Wait a moment here. So if something is stored outside of the public_html directory, then that person is not using their account to provide access to whatever tool they have; they are simply storing it there. So what you are saying is that you are like Nazi Germany, going into people's homes without their permission, just to see if MAYBE they own something that COULD be used to break the 'law' (terms of service)?
Wait a moment here. So if something is stored outside of the public_html directory, then that person is not using their account to provide access to whatever tool they have; they are simply storing it there. So what you are saying is that you are like Nazi Germany, going into people's homes without their permission, just to see if MAYBE they own something that COULD be used to break the 'law' (terms of service)?
That's one way to look at it, but unfortunately it can't be avoided on a shared server on any sizable hosting operation. Usually admins are more concerned with stuff like like eggdrops and xss exploit scripts though.. if we shut off every account that uploaded something questionable pro-actively, we'd lose 90% of the clients out there. Still, better safe than sorry, if you have a choice of uploading something with a sketchy filename vs. not, choose not. That goes for inside or outside your public_html, egrep will find both just as well.

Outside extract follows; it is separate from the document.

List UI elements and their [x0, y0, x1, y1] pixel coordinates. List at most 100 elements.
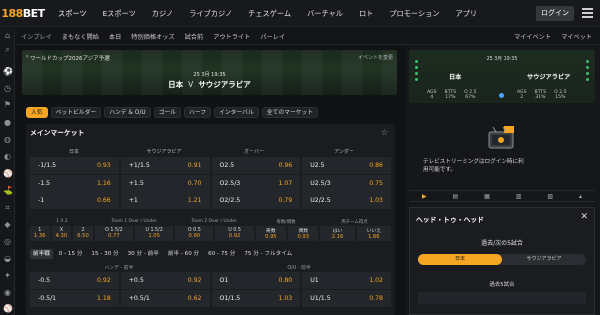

Thats exactly what im saying. Have you ever read the TOS your agreeing to when you sign up with the big companies. I really feel sorry for anyone who actually agrees to it. But hey thats what you give up to pay 4 bucks a month for hosting, you have to realize your basically giving the hosting company power of attorney over anything you host on THEIR servers. Again read what your agreeing to when you sign up. If you dont like it dont sign it.
Im not just talking about webscripts. We just nuked someones site who had the following stored in his cgi-bin of all things. SeNukex.xxnull.exe Kaboommailbomb.exe ScrpBoxnullV1.exe he had many others also but the best one of all. renamethisfiletosomethingrandomsoitdoesntdrawattention.exe
The legal problems of me breaking their non disclosure agreement for starters . I have given quite a few hints as to what company it is most people here have already used them from what i've seen. I'll tell you this though, If you are with ANY US based budget host i.e. you pay $6 a month for hosting, I would suggest you read all the fine print in the TOS that you agreed to when you signed up.